Here's What This 2,341% Gainer Has Been Buying
Feb 8th 2013 9:30PM
Updated Feb 9th 2013 10:25AM
Every quarter, many money managers have to disclose what they've bought and sold, via "13F" filings. Their latest moves can shine a bright light on smart stock picks.
Today, let's look at Gardner, Russo & Gardner, a hedge fund company with a record that speaks for itself. Over the past 25 years, according to the folks at GuruFocus.com, it has posted a cumulative gain of about 2,341%, vs. 830% for the S&P 500. Over the past 10 full years, it gained 122%, vs. 35% for the S&P 500.
The company's reportable stock portfolio totaled $7.3 billion in value as of Dec. 31, 2012.
So what does Gardner, Russo & Gardner's latest quarterly 13F filing tell us? Here are a few interesting details:
The biggest new holdings are Heineken and American International Group . With a recent P/E ratio near 3 and a forward one near 10, AIG looks attractive to many. But it has also turned off many investors by considering a lawsuit against the U.S. government that bailed it out not so long ago. Its stock has averaged annual losses of about 8% over the past 20 years, but is up 45% over the past year and is near a 52-week high. AIG recently cut a deal with HSBC to sell insurance products in Europe and parts of the Middle East.
Among holdings in which Gardner, Russo & Gardner increased its stake were Bank of America and Oracle . Bank of America has been selling off non-core assets and strengthening its financial condition.
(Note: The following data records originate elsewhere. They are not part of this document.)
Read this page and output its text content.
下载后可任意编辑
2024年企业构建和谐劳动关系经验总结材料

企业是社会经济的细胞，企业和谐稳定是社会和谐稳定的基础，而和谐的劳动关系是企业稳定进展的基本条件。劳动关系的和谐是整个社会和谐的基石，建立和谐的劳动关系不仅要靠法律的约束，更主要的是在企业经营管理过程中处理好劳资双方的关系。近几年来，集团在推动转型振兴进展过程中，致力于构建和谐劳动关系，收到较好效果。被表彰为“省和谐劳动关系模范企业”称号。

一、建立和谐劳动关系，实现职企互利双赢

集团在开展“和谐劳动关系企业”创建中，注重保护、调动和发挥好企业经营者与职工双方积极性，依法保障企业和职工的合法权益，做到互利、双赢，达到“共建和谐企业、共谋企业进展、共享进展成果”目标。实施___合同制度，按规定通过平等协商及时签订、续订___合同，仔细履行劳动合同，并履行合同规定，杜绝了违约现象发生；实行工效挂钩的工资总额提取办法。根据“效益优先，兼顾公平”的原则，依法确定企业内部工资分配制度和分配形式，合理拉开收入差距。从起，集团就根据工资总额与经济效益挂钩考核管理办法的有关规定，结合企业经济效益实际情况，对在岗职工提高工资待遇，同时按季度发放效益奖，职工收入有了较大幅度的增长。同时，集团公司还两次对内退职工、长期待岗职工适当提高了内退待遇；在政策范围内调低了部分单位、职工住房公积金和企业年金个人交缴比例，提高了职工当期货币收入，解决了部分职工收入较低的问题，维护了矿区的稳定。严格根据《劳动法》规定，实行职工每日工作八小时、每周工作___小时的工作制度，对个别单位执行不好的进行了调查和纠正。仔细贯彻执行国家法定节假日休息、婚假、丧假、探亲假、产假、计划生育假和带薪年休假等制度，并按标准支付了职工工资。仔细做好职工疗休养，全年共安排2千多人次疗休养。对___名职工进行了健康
It has also been shutting down lots of ATMs as it beefs up its mobile-transaction apps. Meanwhile, lawsuits related to its toxic mortgage loans continue, but there seem to be some macroeconomic headwinds helping the company. The stock is up more than 50% over the past year.
Oracle has also recently hit a 52-week high, as it shifts its focus from hardware to the cloud computing realm. It's been posting double-digit revenue and earnings growth rates over the past few years, though revenue has shown some signs of softness. The company's hardware business hasn't been doing as well as software recently, but it will be expanding, thanks to its purchase of telecom infrastructure company Acme Packet.
Gardner, Russo & Gardner reduced its stake in lots of companies, including Corning . The venerable blue chip, recently yielding 3%, is also a high-tech giant, producing glass for LCD displays and smartphones and fiber for telecom networks, among other things. Demand for its Gorilla Glass is strong, generating more than $1 billion in 2012 revenue, and its flexible new Willow Glass is promising, too. Also boding well is an expected uptick in TV sales. Some see the stock as attractively priced at recent levels.
Finally, Gardner, Russo & Gardner's biggest closed positions included Baidu and KeyCorp. Other closed positions of interest include Yahoo! . Yahoo!, helmed by new arrival Marissa Mayer, has been surprising many by turning in some impressive results recently. Mayer has redesigned the company's email service, increased employee perks, improved Flickr's usability, and is generally paying more attention to the mobile world.
We should never blindly copy any investor's moves, no matter how talented the investor. But it can be useful to keep an eye on what smart folks are doing. 13-F forms can be great places to find intriguing candidates for our portfolios.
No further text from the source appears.